State officials note that Greystone’s population has declined to 517 individuals and that the facility, with upgrades, can now accommodate 554 patients; executive and clinical positions at the hospital have been filled; and there is an ongoing effort to hire more psychiatrists. The hospital complies with all requirements when it comes to reporting violence, they noted.

“Our priority is the safety of patients and staff and delivery of quality, recovery-oriented care in all of our state psychiatric hospitals,” said state Department of Health spokeswoman Donna Leusner.

Going undercover

But Codey, a former acting governor who has gone undercover at state facilities to expose inadequate care, fears vulnerable patients aren’t getting the proper care or protection. The issue also attracted the attention of Sen. Tony Bucco (R-Morris) and his GOP district colleagues, who toured Greystone in September and shared their concerns with state officials.

It is not clear how Gov. Phil Murphy, a Democrat who took office three weeks ago, will respond; his office did not return a request for comment Thursday afternoon and questions about the state’s psychiatric hospitals did not play a major role in his campaign.

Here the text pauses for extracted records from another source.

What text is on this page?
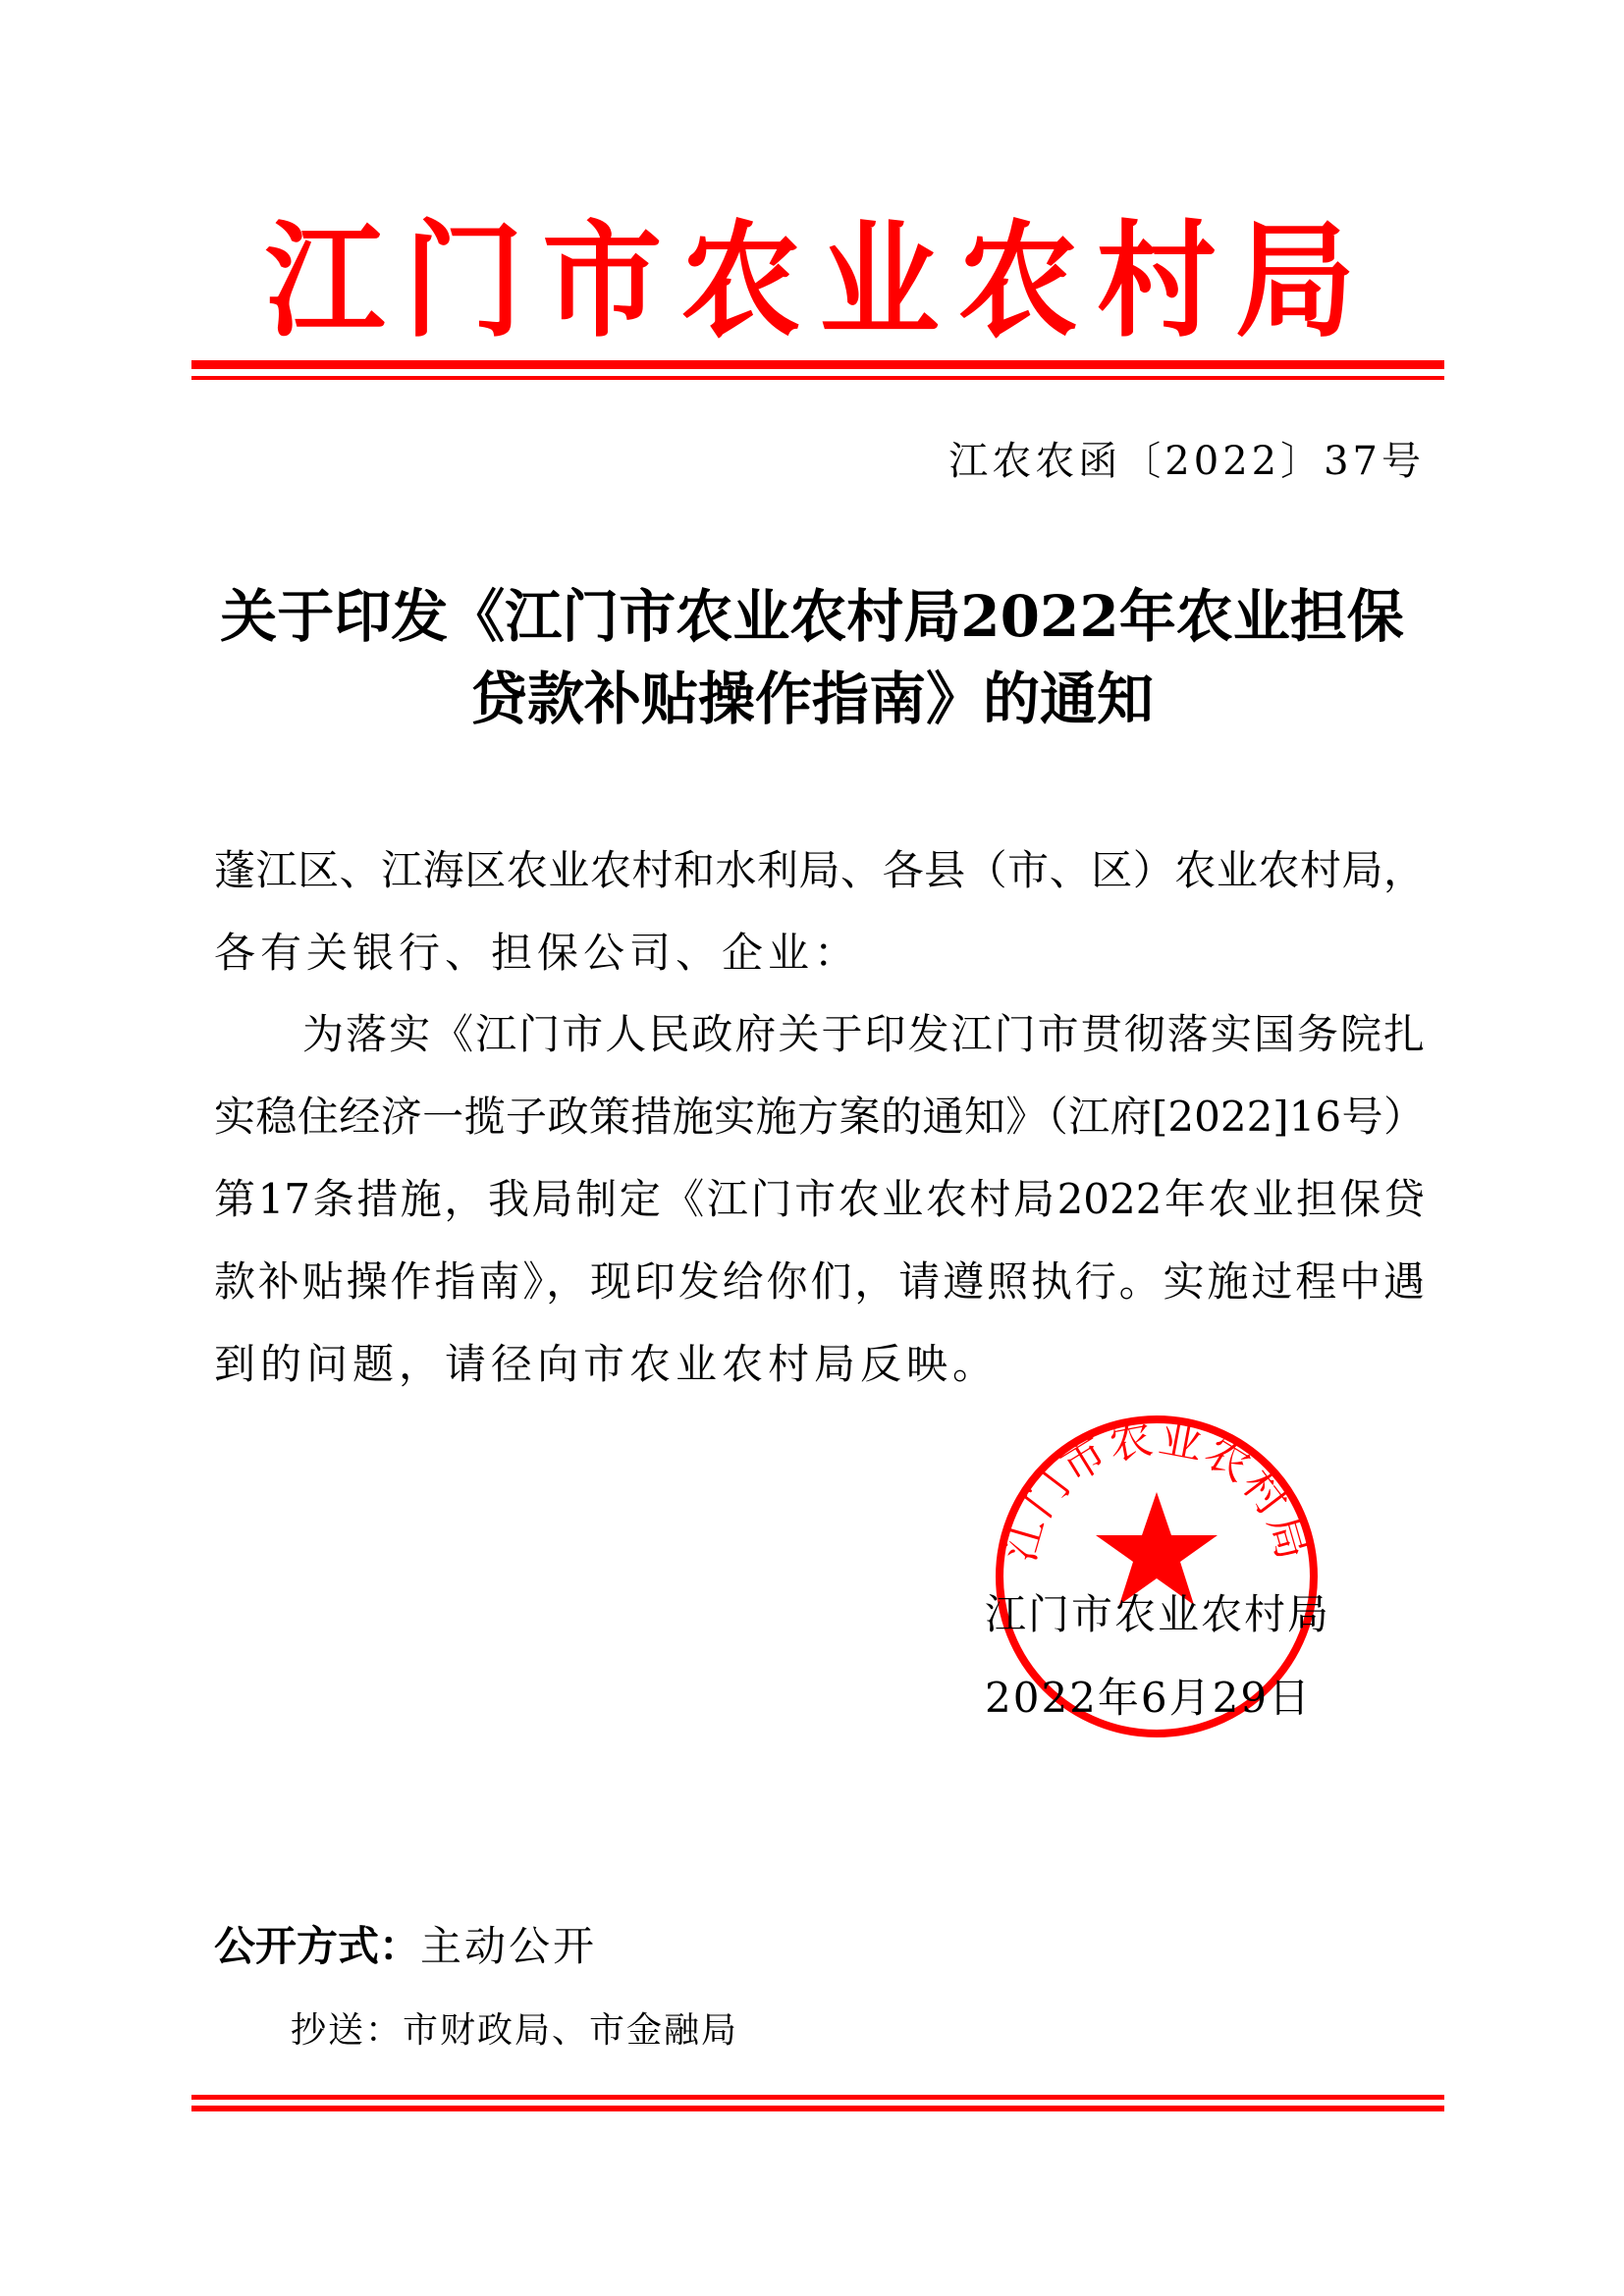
江 门 市 农 业 农 村 局
江农农函〔2022〕37号
关于印发《江门市农业农村局2022年农业担保
贷款补贴操作指南》的通知
蓬江区、江海区农业农村和水利局、各县（市、区）农业农村局，
各有关银行、担保公司、企业：
为落实《江门市人民政府关于印发江门市贯彻落实国务院扎
实稳住经济一揽子政策措施实施方案的通知》（江府[2022]16号）
第17条措施，我局制定《江门市农业农村局2022年农业担保贷
款补贴操作指南》，现印发给你们，请遵照执行。实施过程中遇
到的问题，请径向市农业农村局反映。
江门市农业农村局
江门市农业农村局
2022年6月29日
公开方式：主动公开
抄送：市财政局、市金融局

Transition reports outlining policy recommendations for the Department of Human Services, which oversaw state psychiatric facilities until last fall, and the Department of Health, which now runs these hospitals, don’t mention these institutions at all.

While more than 10,000 citizens were once hospitalized in New Jersey, the population today is closer to 1,500 patients, split among four facilities: Greystone; Ancora Psychiatric Hospital, in Winslow Township, Camden County; Trenton Psychiatric Hospital, in West Trenton, Mercer County; and Ann Klein Forensic Center, a psychiatric hospital for those referred by the criminal court system, also in Trenton.

The Senator Garrett W. Hagedorn Gero-Psychiatric Hospital first functioned as a tuberculosis hospital until it was converted in the late 1970s to treat seniors with mental illness. Four decades later, it began accepting patients of all ages; the population peaked in April 2010, with nearly 300 patients, according to the Senate resolution. Christie closed the facility in 2012.

That decision required some patients to be relocated to other hospitals and, according to a list of concerns filed with the state in December by Greystone board members, added 100 elderly individuals annually, on average, to the population at the Glenn Gardner facility. Christie also presided over the closure of two state-run developmental centers, in Woodbridge and Totowa, which shifted an average of 35 patients a year to Greystone’s census, the board said.

“The current population presents complex medical issues that did not exist at the time the hospital was initially opened,” wrote board chair Eric Marcy, an attorney, and his four colleagues. “Serious consideration should be to reopening Hagedorn to allow Greystone to return to its core mission the treatment of the seriously mentally ill.”

It is not clear if the board received a response to their letter, which reiterates concerns they said they have raised repeatedly in recent years.

The five members were replaced on January 10 — five days before Christie left office — when the outgoing governor appointed nearly 100 individuals, including senior staff members and agency heads, to dozens of oversight boards. Greystone’s new leadership includes Christie’s friend and former colleague at the U.S. Attorney’s office, Michele Brown, and then-CEO of the New Jersey Sports & Exposition Authority, Wayne Hasenbalg.